Earlier this month, Minister of Agriculture Mahinda Amaraweera said the government was studying a proposal from a Chinese company to purchase Sri Lankan toque macaques, a golden brown-coloured monkey endemic to the country.
The Chinese firm, said to be an animal breeding company according to Sri Lankan portal Newswire, had written to the Ministry, making an offer to buy “a large quantity of monkeys” from Sri Lanka, as the island nation was reportedly looking to “get rid of certain crop-destroying species”. Local media reports said authorities were considering exporting about 1,00,000 monkeys.
Sri Lanka’s farmers have been voicing concern over crop damage and consequent financial losses, owing to frequent attacks by monkeys in their areas. However, the government’s announcement came abruptly, the conservationists told a media conference organised by the Wildlife and Nature Protection Society of Sri Lanka in Colombo, adding that farmers had not demanded such an “ad-hoc” solution.
Even as environmental groups in Sri Lanka raised alarm over the Minister’s remarks, Sri Lanka’s Cabinet spokesman recently said the government was yet to hold a discussion on the subject.
Further, the conservationists said they were worried that the monkeys could end up in testing laboratories abroad. “If the monkeys are exported to Chinese labs [as some reports claim], they would be tested, and their skin and eyes could be burnt. They will effectively be tortured and killed,” said Panchali Panapitiya, an animal rights activist from the non-profit organisation Rally for Animal Rights and Environment [RARE].
Challenging the official estimates of 3 million toque macaques, Sri Lanka-based globally renowned primatologist Wolfgang Dittus said in 1977, when a large-scale enumeration was undertaken, Sri Lanka had about 6,00,000 toque macaques. “Since then, their natural habitat [forest cover] has decreased by 50 to 70% and that would mean that the monkey population has also dropped, because their existence depends on their natural habitat. So, my estimation is that Sri Lanka currently has about 3,00,000 toque macaques. They are an endangered species,” he said.
“Monkeys are very intelligent animals, they are very much like humans,” said Mr. Dittus, who has been living among and studying toque macaques in Sri Lanka for over half a century.
“We fully sympathise with the farmers and the point is to reduce the conflict between monkeys and humans.
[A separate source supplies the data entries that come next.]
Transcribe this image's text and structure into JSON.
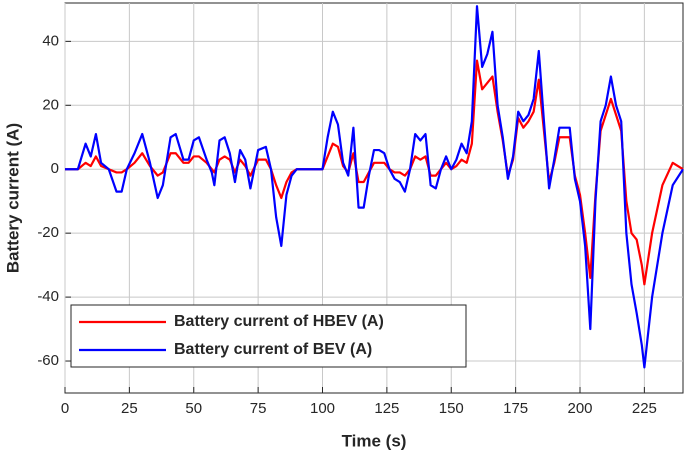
{
  "chart_data": {
    "type": "line",
    "xlabel": "Time (s)",
    "ylabel": "Battery current (A)",
    "x": [
      0,
      5,
      8,
      10,
      12,
      14,
      17,
      20,
      22,
      24,
      27,
      30,
      33,
      36,
      38,
      41,
      43,
      46,
      48,
      50,
      52,
      55,
      57,
      58,
      60,
      62,
      64,
      66,
      68,
      70,
      72,
      75,
      78,
      80,
      82,
      84,
      86,
      88,
      90,
      95,
      100,
      102,
      104,
      106,
      108,
      110,
      112,
      114,
      116,
      118,
      120,
      122,
      124,
      126,
      128,
      130,
      132,
      134,
      136,
      138,
      140,
      142,
      144,
      146,
      148,
      150,
      152,
      154,
      156,
      158,
      160,
      162,
      164,
      166,
      168,
      170,
      172,
      174,
      176,
      178,
      180,
      182,
      184,
      186,
      188,
      190,
      192,
      194,
      196,
      198,
      200,
      202,
      204,
      206,
      208,
      210,
      212,
      214,
      216,
      218,
      220,
      222,
      224,
      225,
      228,
      232,
      236,
      240
    ],
    "series": [
      {
        "name": "Battery current of HBEV (A)",
        "color": "#ff0000",
        "values": [
          0,
          0,
          2,
          1,
          4,
          1,
          0,
          -1,
          -1,
          0,
          2,
          5,
          1,
          -2,
          -1,
          5,
          5,
          2,
          2,
          4,
          4,
          2,
          0,
          -1,
          3,
          4,
          3,
          -1,
          3,
          1,
          -2,
          3,
          3,
          0,
          -5,
          -9,
          -4,
          -1,
          0,
          0,
          0,
          4,
          8,
          7,
          1,
          -1,
          5,
          -4,
          -4,
          -1,
          2,
          2,
          2,
          0,
          -1,
          -1,
          -2,
          0,
          4,
          3,
          4,
          -2,
          -2,
          0,
          2,
          0,
          1,
          3,
          2,
          8,
          34,
          25,
          27,
          29,
          18,
          9,
          -2,
          3,
          16,
          13,
          15,
          18,
          28,
          12,
          -4,
          2,
          10,
          10,
          10,
          -2,
          -8,
          -20,
          -34,
          -8,
          12,
          17,
          22,
          17,
          12,
          -10,
          -20,
          -22,
          -30,
          -36,
          -20,
          -5,
          2,
          0
        ]
      },
      {
        "name": "Battery current of BEV (A)",
        "color": "#0000ff",
        "values": [
          0,
          0,
          8,
          4,
          11,
          2,
          0,
          -7,
          -7,
          0,
          5,
          11,
          2,
          -9,
          -5,
          10,
          11,
          3,
          3,
          9,
          10,
          3,
          -1,
          -5,
          9,
          10,
          5,
          -4,
          6,
          3,
          -6,
          6,
          7,
          0,
          -15,
          -24,
          -8,
          -2,
          0,
          0,
          0,
          10,
          18,
          14,
          2,
          -2,
          13,
          -12,
          -12,
          -2,
          6,
          6,
          5,
          0,
          -3,
          -4,
          -7,
          0,
          11,
          9,
          11,
          -5,
          -6,
          0,
          4,
          0,
          3,
          8,
          5,
          15,
          51,
          32,
          36,
          43,
          20,
          10,
          -3,
          4,
          18,
          15,
          17,
          22,
          37,
          15,
          -6,
          3,
          13,
          13,
          13,
          -3,
          -10,
          -24,
          -50,
          -10,
          15,
          20,
          29,
          20,
          15,
          -20,
          -36,
          -45,
          -55,
          -62,
          -40,
          -20,
          -5,
          0
        ]
      }
    ],
    "xlim": [
      0,
      240
    ],
    "xticks": [
      0,
      25,
      50,
      75,
      100,
      125,
      150,
      175,
      200,
      225
    ],
    "ylim": [
      -70,
      52
    ],
    "yticks": [
      -60,
      -40,
      -20,
      0,
      20,
      40
    ],
    "grid": true,
    "legend": "lower-left"
  }
}
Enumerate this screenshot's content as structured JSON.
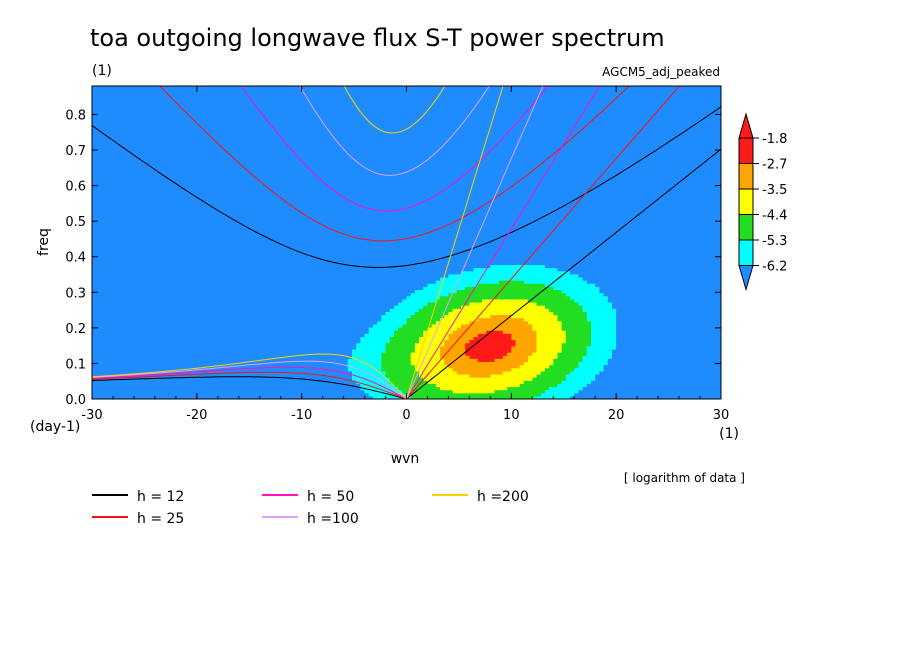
{
  "chart_data": {
    "type": "heatmap",
    "title": "toa outgoing longwave flux S-T power spectrum",
    "title_units": "(1)",
    "subtitle_right": "AGCM5_adj_peaked",
    "xlabel": "wvn",
    "ylabel": "freq",
    "x_units": "(1)",
    "y_units": "(day-1)",
    "note": "[ logarithm of data ]",
    "xlim": [
      -30,
      30
    ],
    "ylim": [
      0.0,
      0.88
    ],
    "x_ticks": [
      -30,
      -20,
      -10,
      0,
      10,
      20,
      30
    ],
    "x_tick_labels": [
      "-30",
      "-20",
      "-10",
      "0",
      "10",
      "20",
      "30"
    ],
    "y_ticks": [
      0.0,
      0.1,
      0.2,
      0.3,
      0.4,
      0.5,
      0.6,
      0.7,
      0.8
    ],
    "y_tick_labels": [
      "0.0",
      "0.1",
      "0.2",
      "0.3",
      "0.4",
      "0.5",
      "0.6",
      "0.7",
      "0.8"
    ],
    "colorbar": {
      "levels": [
        -6.2,
        -5.3,
        -4.4,
        -3.5,
        -2.7,
        -1.8
      ],
      "level_labels": [
        "-6.2",
        "-5.3",
        "-4.4",
        "-3.5",
        "-2.7",
        "-1.8"
      ],
      "colors": [
        "#1e8cff",
        "#00ffff",
        "#22dd22",
        "#ffff00",
        "#ffa500",
        "#ff1a1a",
        "#ff1a1a"
      ]
    },
    "field": {
      "description": "log10 power; peak near wvn 8, freq 0.15",
      "peak": {
        "wvn": 8,
        "freq": 0.15
      }
    },
    "dispersion_curves": {
      "legend": [
        {
          "label": "h = 12",
          "color": "#000000",
          "h": 12
        },
        {
          "label": "h = 25",
          "color": "#ff1010",
          "h": 25
        },
        {
          "label": "h = 50",
          "color": "#ff10c0",
          "h": 50
        },
        {
          "label": "h =100",
          "color": "#e0a0ff",
          "h": 100
        },
        {
          "label": "h =200",
          "color": "#ffd000",
          "h": 200
        }
      ]
    }
  }
}
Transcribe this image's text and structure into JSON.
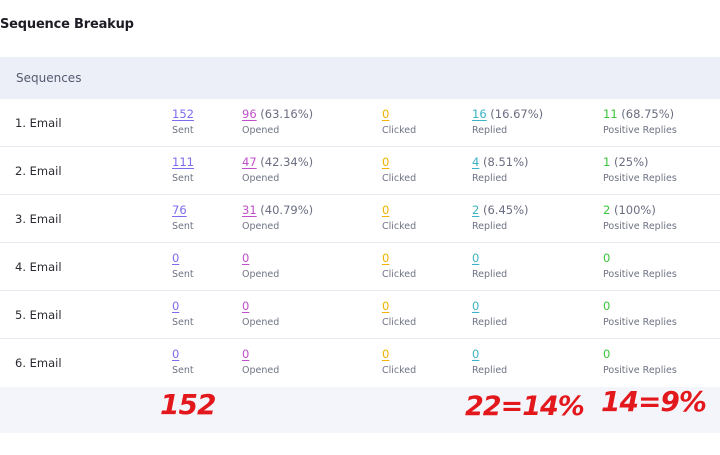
{
  "title": "Sequence Breakup",
  "table": {
    "header": "Sequences",
    "labels": {
      "sent": "Sent",
      "opened": "Opened",
      "clicked": "Clicked",
      "replied": "Replied",
      "positive": "Positive Replies"
    },
    "rows": [
      {
        "name": "1. Email",
        "sent": "152",
        "opened": "96",
        "opened_pct": "(63.16%)",
        "clicked": "0",
        "replied": "16",
        "replied_pct": "(16.67%)",
        "positive": "11",
        "positive_pct": "(68.75%)"
      },
      {
        "name": "2. Email",
        "sent": "111",
        "opened": "47",
        "opened_pct": "(42.34%)",
        "clicked": "0",
        "replied": "4",
        "replied_pct": "(8.51%)",
        "positive": "1",
        "positive_pct": "(25%)"
      },
      {
        "name": "3. Email",
        "sent": "76",
        "opened": "31",
        "opened_pct": "(40.79%)",
        "clicked": "0",
        "replied": "2",
        "replied_pct": "(6.45%)",
        "positive": "2",
        "positive_pct": "(100%)"
      },
      {
        "name": "4. Email",
        "sent": "0",
        "opened": "0",
        "opened_pct": "",
        "clicked": "0",
        "replied": "0",
        "replied_pct": "",
        "positive": "0",
        "positive_pct": ""
      },
      {
        "name": "5. Email",
        "sent": "0",
        "opened": "0",
        "opened_pct": "",
        "clicked": "0",
        "replied": "0",
        "replied_pct": "",
        "positive": "0",
        "positive_pct": ""
      },
      {
        "name": "6. Email",
        "sent": "0",
        "opened": "0",
        "opened_pct": "",
        "clicked": "0",
        "replied": "0",
        "replied_pct": "",
        "positive": "0",
        "positive_pct": ""
      }
    ]
  },
  "annotations": {
    "sent_total": "152",
    "replied_note": "22=14%",
    "positive_note": "14=9%"
  },
  "colors": {
    "sent": "#7b6cf0",
    "opened": "#c14fcc",
    "clicked": "#f0b100",
    "replied": "#3ab3c4",
    "positive": "#3bc43b",
    "annotation": "#e3181c"
  }
}
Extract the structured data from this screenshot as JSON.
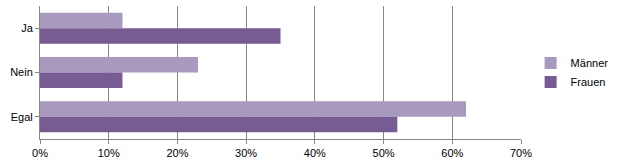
{
  "chart_data": {
    "type": "bar",
    "orientation": "horizontal",
    "categories": [
      "Ja",
      "Nein",
      "Egal"
    ],
    "series": [
      {
        "name": "Männer",
        "color": "#a899be",
        "values": [
          12,
          23,
          62
        ]
      },
      {
        "name": "Frauen",
        "color": "#775b93",
        "values": [
          35,
          12,
          52
        ]
      }
    ],
    "xlim": [
      0,
      70
    ],
    "xticks": [
      {
        "value": 0,
        "label": "0%"
      },
      {
        "value": 10,
        "label": "10%"
      },
      {
        "value": 20,
        "label": "20%"
      },
      {
        "value": 30,
        "label": "30%"
      },
      {
        "value": 40,
        "label": "40%"
      },
      {
        "value": 50,
        "label": "50%"
      },
      {
        "value": 60,
        "label": "60%"
      },
      {
        "value": 70,
        "label": "70%"
      }
    ],
    "grid": true,
    "legend": "right"
  }
}
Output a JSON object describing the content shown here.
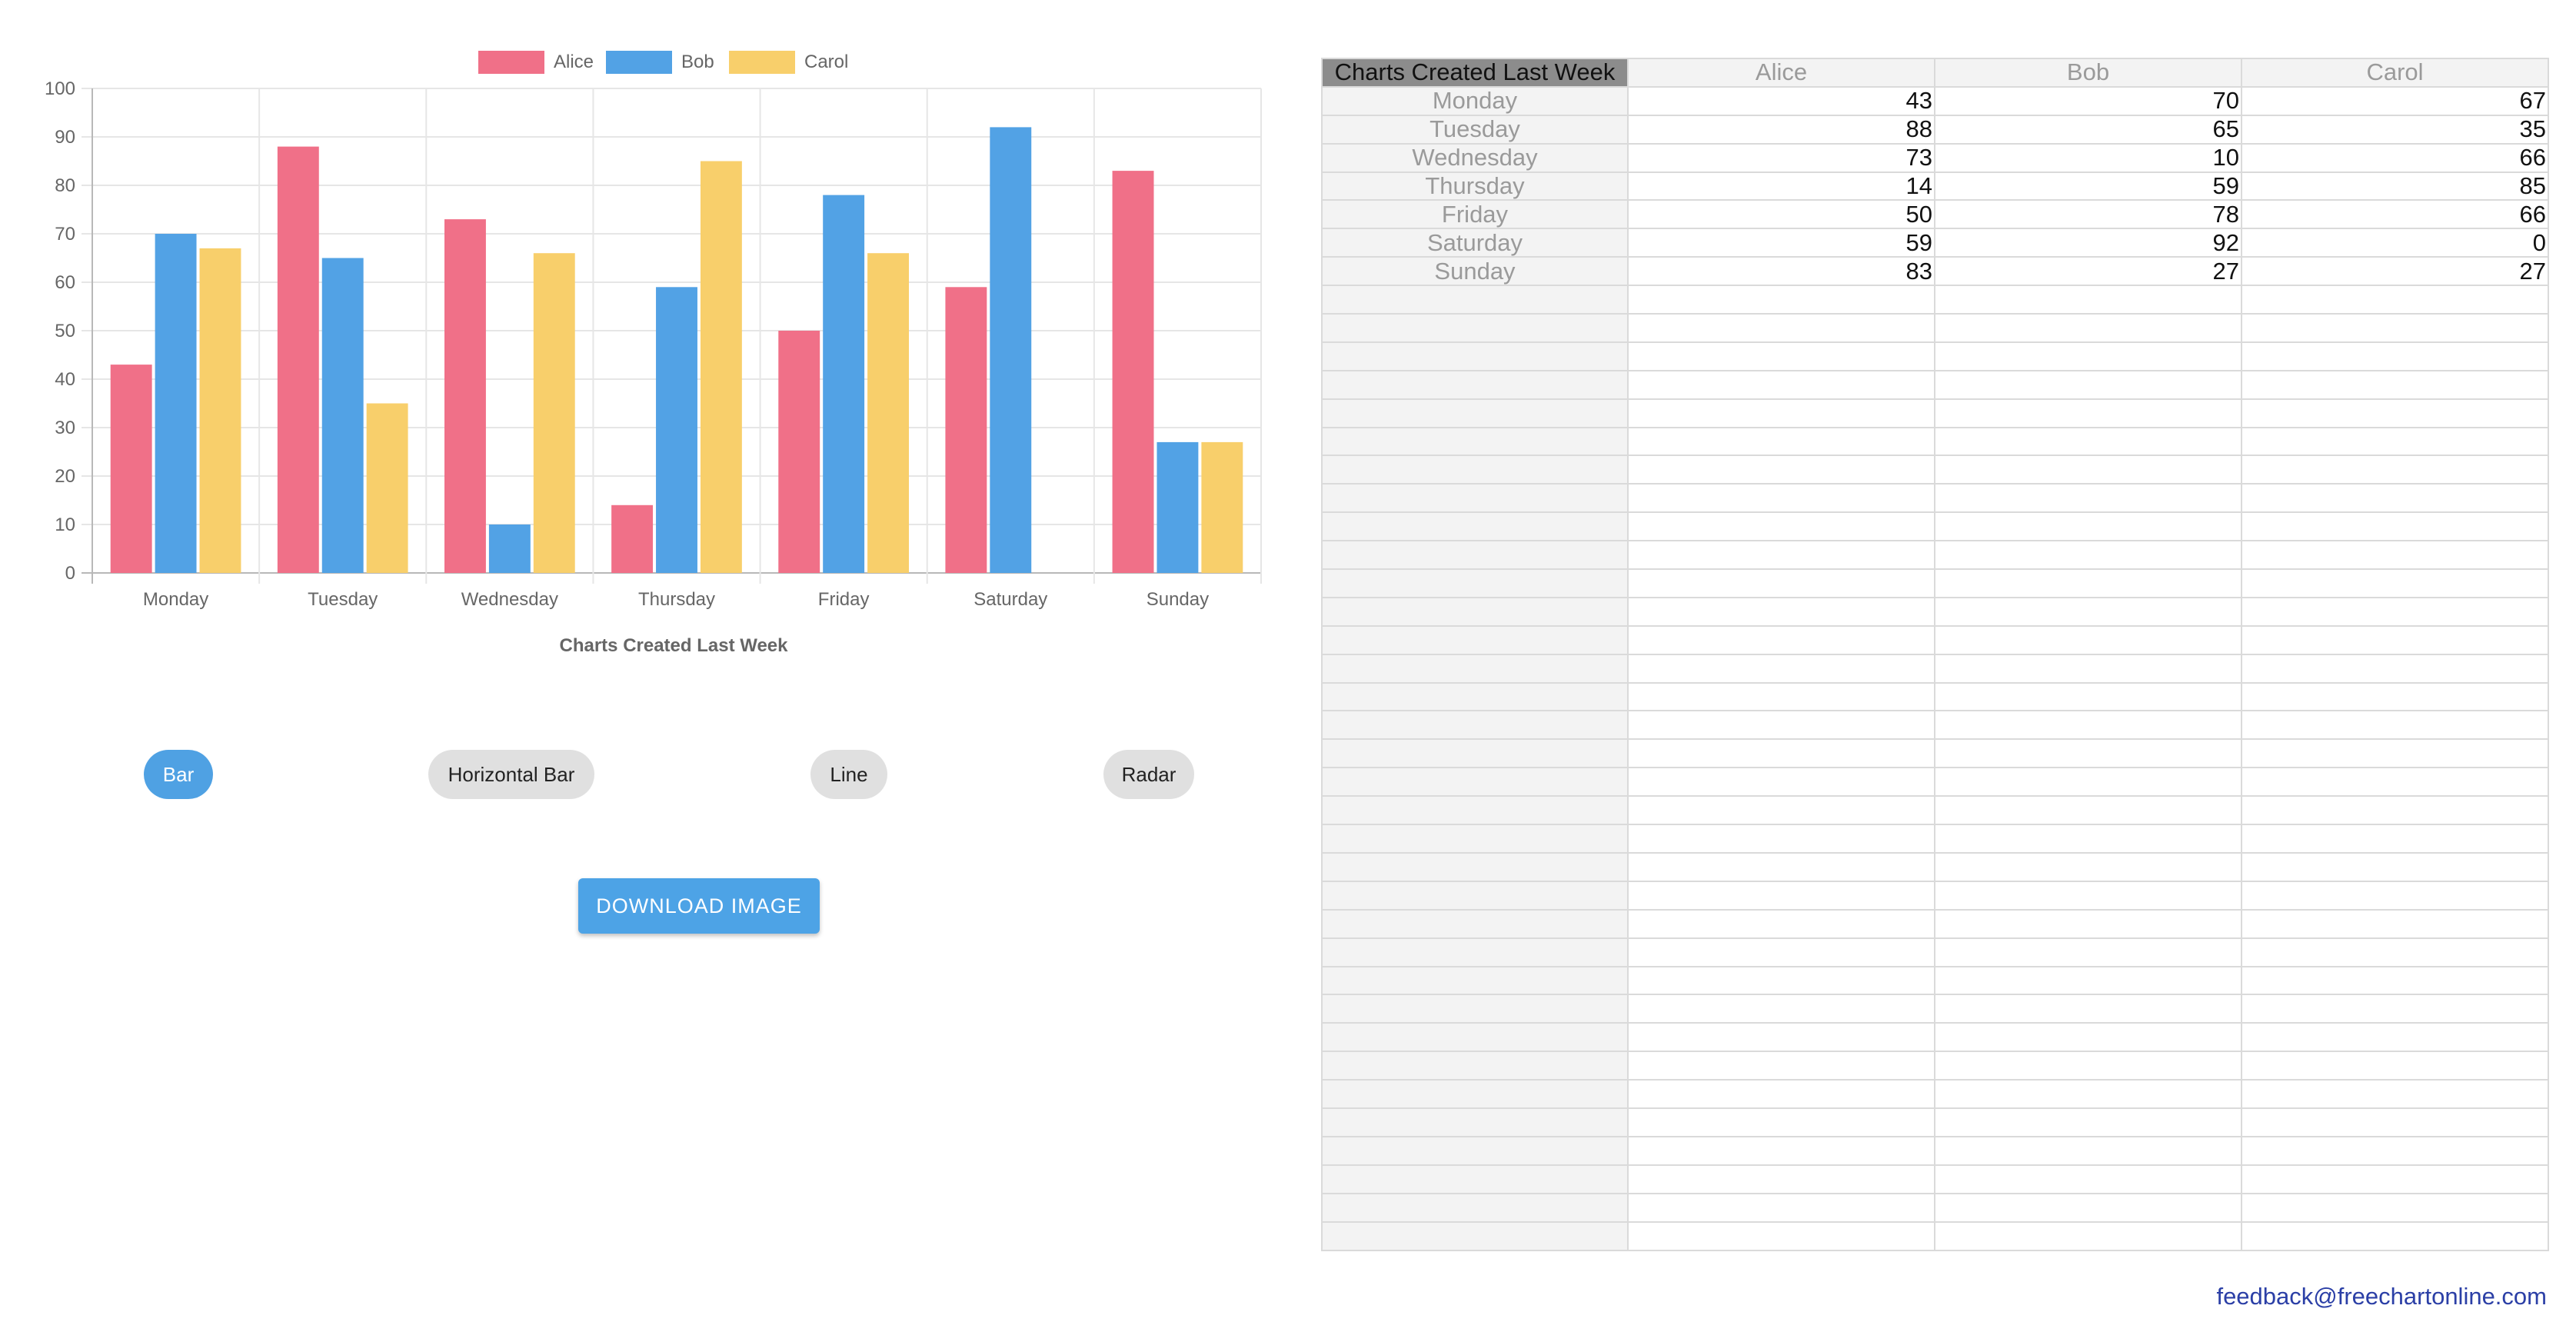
{
  "chart_data": {
    "type": "bar",
    "title": "Charts Created Last Week",
    "categories": [
      "Monday",
      "Tuesday",
      "Wednesday",
      "Thursday",
      "Friday",
      "Saturday",
      "Sunday"
    ],
    "series": [
      {
        "name": "Alice",
        "color": "#f07088",
        "values": [
          43,
          88,
          73,
          14,
          50,
          59,
          83
        ]
      },
      {
        "name": "Bob",
        "color": "#52a2e5",
        "values": [
          70,
          65,
          10,
          59,
          78,
          92,
          27
        ]
      },
      {
        "name": "Carol",
        "color": "#f8cf6b",
        "values": [
          67,
          35,
          66,
          85,
          66,
          0,
          27
        ]
      }
    ],
    "ylim": [
      0,
      100
    ],
    "yticks": [
      "0",
      "10",
      "20",
      "30",
      "40",
      "50",
      "60",
      "70",
      "80",
      "90",
      "100"
    ],
    "grid": true,
    "legend": "top-center"
  },
  "chart_types": {
    "bar": "Bar",
    "horizontal_bar": "Horizontal Bar",
    "line": "Line",
    "radar": "Radar",
    "active": "Bar"
  },
  "download_label": "DOWNLOAD IMAGE",
  "sheet": {
    "corner": "Charts Created Last Week",
    "columns": [
      "Alice",
      "Bob",
      "Carol"
    ],
    "rows": [
      {
        "label": "Monday",
        "values": [
          "43",
          "70",
          "67"
        ]
      },
      {
        "label": "Tuesday",
        "values": [
          "88",
          "65",
          "35"
        ]
      },
      {
        "label": "Wednesday",
        "values": [
          "73",
          "10",
          "66"
        ]
      },
      {
        "label": "Thursday",
        "values": [
          "14",
          "59",
          "85"
        ]
      },
      {
        "label": "Friday",
        "values": [
          "50",
          "78",
          "66"
        ]
      },
      {
        "label": "Saturday",
        "values": [
          "59",
          "92",
          "0"
        ]
      },
      {
        "label": "Sunday",
        "values": [
          "83",
          "27",
          "27"
        ]
      }
    ]
  },
  "feedback_email": "feedback@freechartonline.com"
}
We can’t change monkey behaviour, but feeding monkeys at temples, or poor management of garbage are serious problems we need to address,” he said, adding: “It is humans who create pests out of monkeys.”
A move to export monkeys to zoos would also be illegal, as Sri Lankan law permits animals to be exported only for scientific research, the activists pointed out.
Meanwhile, the Chinese Embassy on April 19 said in a press statement that the Chinese government department supervising and managing the import and export of wild animals and plants in China, is “not aware” of the request, and “has not received such application from any side.” Further, the Embassy stated that wildlife protection law in China is “very strict”.